Уж ты сад ли, мой сад, сад зеленый виноград.
Отчего ты, сад, повял?

— А потом я женился, ну и пришлось остаться здесь, — закончил свой рассказ Федя. — Аркадий-то Павлыч приглашал меня в Петербург, да я не поехал тогда. Тут подвернулся генерал Карнаухов… Может, слыхали?

— Да, слыхал.

— Как же не слыхать, первеющий анжинер был по всему Уралу. Лука-то Васильич, теперешний барин мой, сынком им приходится и тоже в анжинерах. Только супротив родителя куды — не та церемония. Генерал-то жил князь князем. Прежде ведь анжинеры были первое дело; не то, что по-теперешнему, с позволения сказать, всякая шваль лезет в господа. Лука-то Васильич уж очень просты, гонору в них совсем нет, ведь дворянское дите. Я ведь их сызмальства выхаживал и, можно сказать, привесился к ихнему характеру вполне-с. Теперь вот эта ихняя слабость к водке много преферансу убавляет: как барин закурит — сейчас на прииска, да здесь и хороводятся недели две-три. А какой народ на приисках? Сами знаете. Конечно, доктора Поднебесного взять — уважительный человек, а остальные… Охо-хо-хо!.. Что и будет, сударь!.. Везде купец силу забрал, а настоящему барину житья совсем нет. Возьмите теперь Тишку Безматерных или Синицына — ведь мужичье! Порты да рубаха — и вся тут церемония, а как они настоящими господами ворочают…

Федя задумался, выпустил несколько клубов дыма и печально прибавил:

— Проклятая здесь, сударь, сторона…

— Что так?

— А то как же… Все это проклятое золото мутит всех. Ей-богу!.. Даже в другой раз ничего не разберешь. Недалеко взять: золотники… Видели? Эх, слабое время пошло. Поймают в золоте, поваландался в суде, а потом на высидку. Да разе мужика, сударь, проймешь этим? Вот бы Аркадий Павлыча послать на нонешние промысла, так мы подтянули бы всех этих варнаков… Да-с.

Среди глубокой ночи, когда все кругом спало мертвым сном, я был разбужен страшным шумом. В первую минуту, спросонья, мне показалось, что горит наша контора и прискакала пожарная команда.

— Гости пожаловали, Фома Осипыч! — докладывал в темноте голос Феди.

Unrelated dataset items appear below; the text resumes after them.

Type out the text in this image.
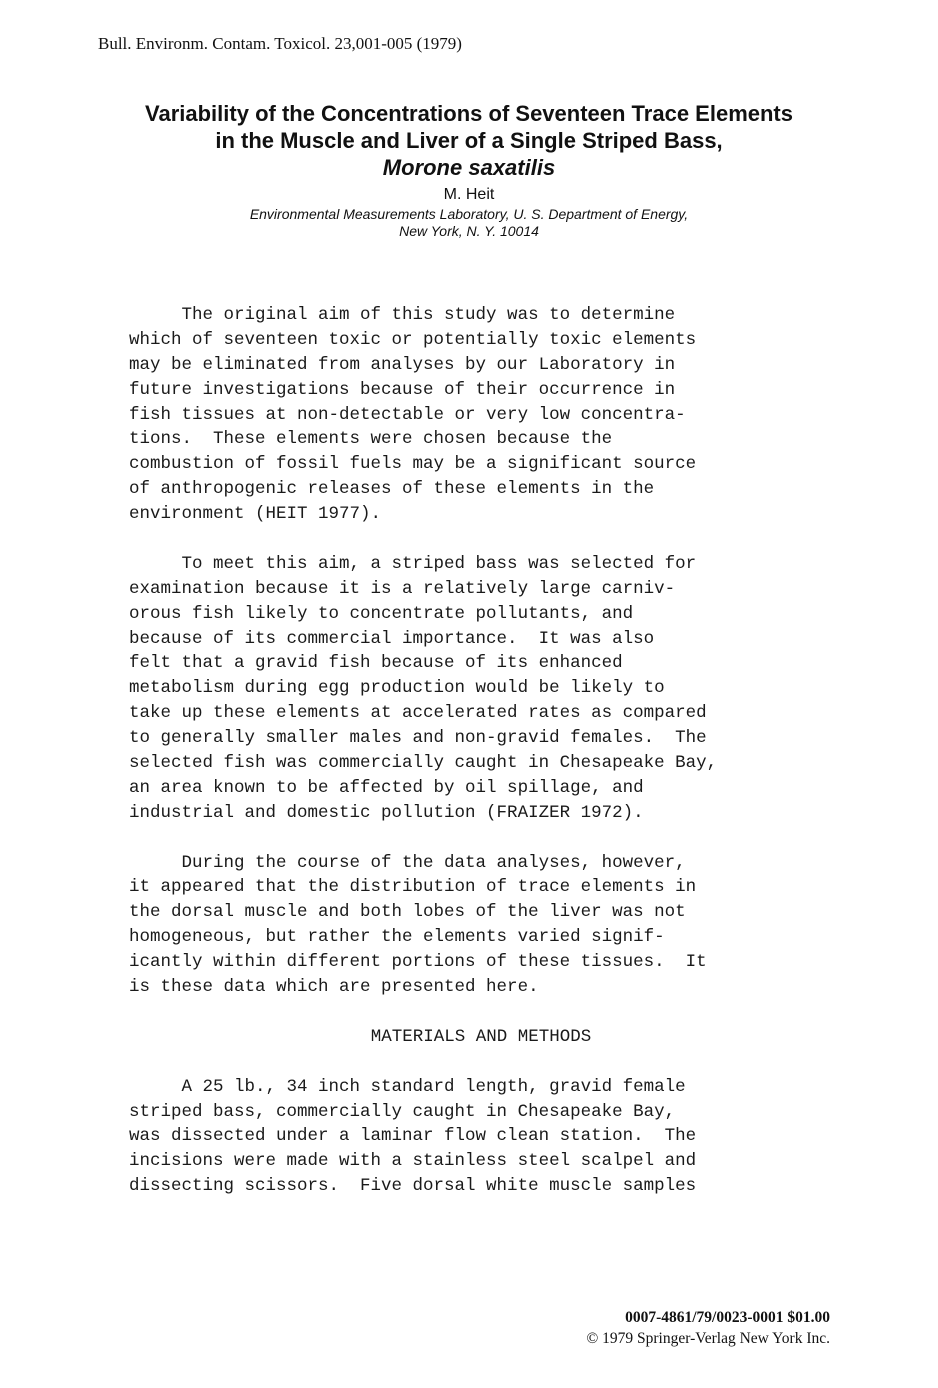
Bull. Environm. Contam. Toxicol. 23,001-005 (1979)
Variability of the Concentrations of Seventeen Trace Elements
in the Muscle and Liver of a Single Striped Bass,
Morone saxatilis
M. Heit
Environmental Measurements Laboratory, U. S. Department of Energy,
New York, N. Y. 10014
The original aim of this study was to determine
which of seventeen toxic or potentially toxic elements
may be eliminated from analyses by our Laboratory in
future investigations because of their occurrence in
fish tissues at non-detectable or very low concentra-
tions.  These elements were chosen because the
combustion of fossil fuels may be a significant source
of anthropogenic releases of these elements in the
environment (HEIT 1977).
To meet this aim, a striped bass was selected for
examination because it is a relatively large carniv-
orous fish likely to concentrate pollutants, and
because of its commercial importance.  It was also
felt that a gravid fish because of its enhanced
metabolism during egg production would be likely to
take up these elements at accelerated rates as compared
to generally smaller males and non-gravid females.  The
selected fish was commercially caught in Chesapeake Bay,
an area known to be affected by oil spillage, and
industrial and domestic pollution (FRAIZER 1972).
During the course of the data analyses, however,
it appeared that the distribution of trace elements in
the dorsal muscle and both lobes of the liver was not
homogeneous, but rather the elements varied signif-
icantly within different portions of these tissues.  It
is these data which are presented here.
MATERIALS AND METHODS
A 25 lb., 34 inch standard length, gravid female
striped bass, commercially caught in Chesapeake Bay,
was dissected under a laminar flow clean station.  The
incisions were made with a stainless steel scalpel and
dissecting scissors.  Five dorsal white muscle samples
0007-4861/79/0023-0001 $01.00
© 1979 Springer-Verlag New York Inc.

— А?.. чего? Який там бис? — отозвался Бучинский, выскакивая на крыльцо в одном белье… — Го… да тут целая собачья свадьба наехала! — проговорил он сердитым голосом, возвращаясь в контору за сапогами и халатом.

— На двух тройках, сударь, — слышался в темноте голос Феди.

Я поспешил поскорее одеться и вышел на крыльцо. При слабом месячном освещении можно было рассмотреть только две повозки, около которых медленно шевелились человеческие тени. Фонарь, с которым появился Федя около экипажей, освещал слишком небольшое пространство, из которого выставлялись головы тяжело дышавших лошадей и спины двух кучеров.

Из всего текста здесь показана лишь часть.